我太低估對方的怨力了,即便加上景朝陽兩個人,依舊被推著雙腳擦著地麵,一段段地往後退去,而不管我們兩個人怎麽用力,也無濟於事。
“哎呦!”
最先撞在牆上的自然是景朝陽,他叫罵了一聲,就完全使不上力,我明顯感覺到對麵的力量更盛,把我背後的景朝陽擠的慘叫不止,而自己也是前後吃痛,真希望這時候有誰能幫幫自己。
然而,不要說是人了,就連東子那條狗也不知道跑哪裏去了,可能是鑽到了床下瑟瑟發抖,也可能是趁著被附身小阿姨衝進來的那一刻,它溜走了。
“你這是出的什麽餿主意啊?”景朝陽開始對我無能的狂怒起來,從他的聲音就可以判斷,此時他的臉一定極度的難看。
我哪裏有精力回他的話,盡全力用自己的身體頂著傘麵,感覺骨頭都快裂開了,呼吸也開始不暢起來,自己都是如此模樣,後麵的景朝陽可想而知。
景朝陽叫完之後就沒了音,我感覺他完全沒有支撐的力量,就像自己靠在一塊人肉墊子上,而且還是那種帶骨頭的,磕的我身後好幾處疼的要命。
這時候,地上的任靈萱爬了起來,她看到這樣的場麵,二話不說就衝向了那紅裙子女鬼,開始有來有回地打鬥起來。

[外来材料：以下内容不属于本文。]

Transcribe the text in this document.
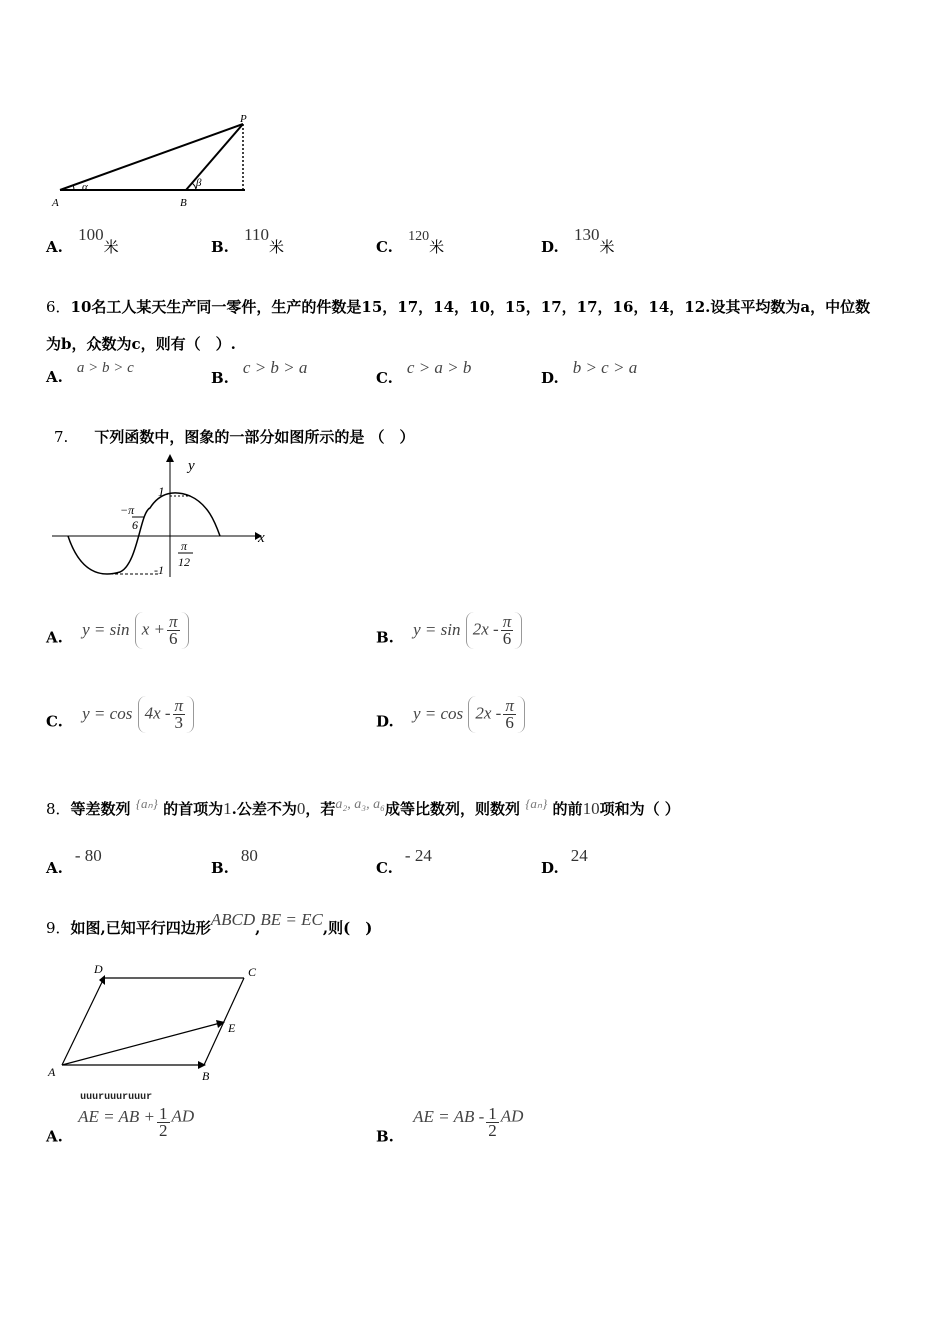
A	B
P
α	β
A. 100米	B. 110米	C. 120米	D. 130米
6．10名工人某天生产同一零件，生产的件数是15，17，14，10，15，17，17，16，14，12.设其平均数为a，中位数
为b，众数为c，则有（　）.
A. a > b > c
B.c > b > a
C.c > a > b
D.b > c > a
7. 下列函数中，图象的一部分如图所示的是 （　）
y
x
1
-1
−π
6
π
12
A. $y = \sin x + \frac{\pi}{6}$	B. $y = \sin 2x - \frac{\pi}{6}$
C. $y = \cos 4x - \frac{\pi}{3}$	D. $y = \cos 2x - \frac{\pi}{6}$
8．等差数列 {aₙ} 的首项为1.公差不为0，若a₂, a₃, a₆成等比数列，则数列 {aₙ} 的前10项和为（ ）
A.- 80
B.80
C.- 24
D.24
9．如图,已知平行四边形ABCD,BE = EC,则(　)
A	B
C
D
E
A.
uuuruuuruuur
AE = AB + $\frac{1}{2}$ AD
B. AE = AB - $\frac{1}{2}$ AD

如此一來,那精鋼傘立即失去了巨大的力道,我深吸了一口氣,一個翻轉就抓住了傘柄,連忙往前邁了兩步,背後有人“噗通”一聲倒在地上。
我來不及看景朝陽的情況,舉起了精鋼傘也衝了上去,砰地一聲,任靈萱被重重地摔了出去,好在是摔在了**,但倒黴的是她的後腦,撞在了床尾的鐵杆子上,麵朝上躺在那裏一動不動。
還不等我用精鋼傘砸過去,自己就被一股無形的力量,狠狠地拍了出去,不等我起身,紅裙子女鬼,便以傘麵重重地壓在我的身上,她整個人則是站在傘的內部,開始轉圈子。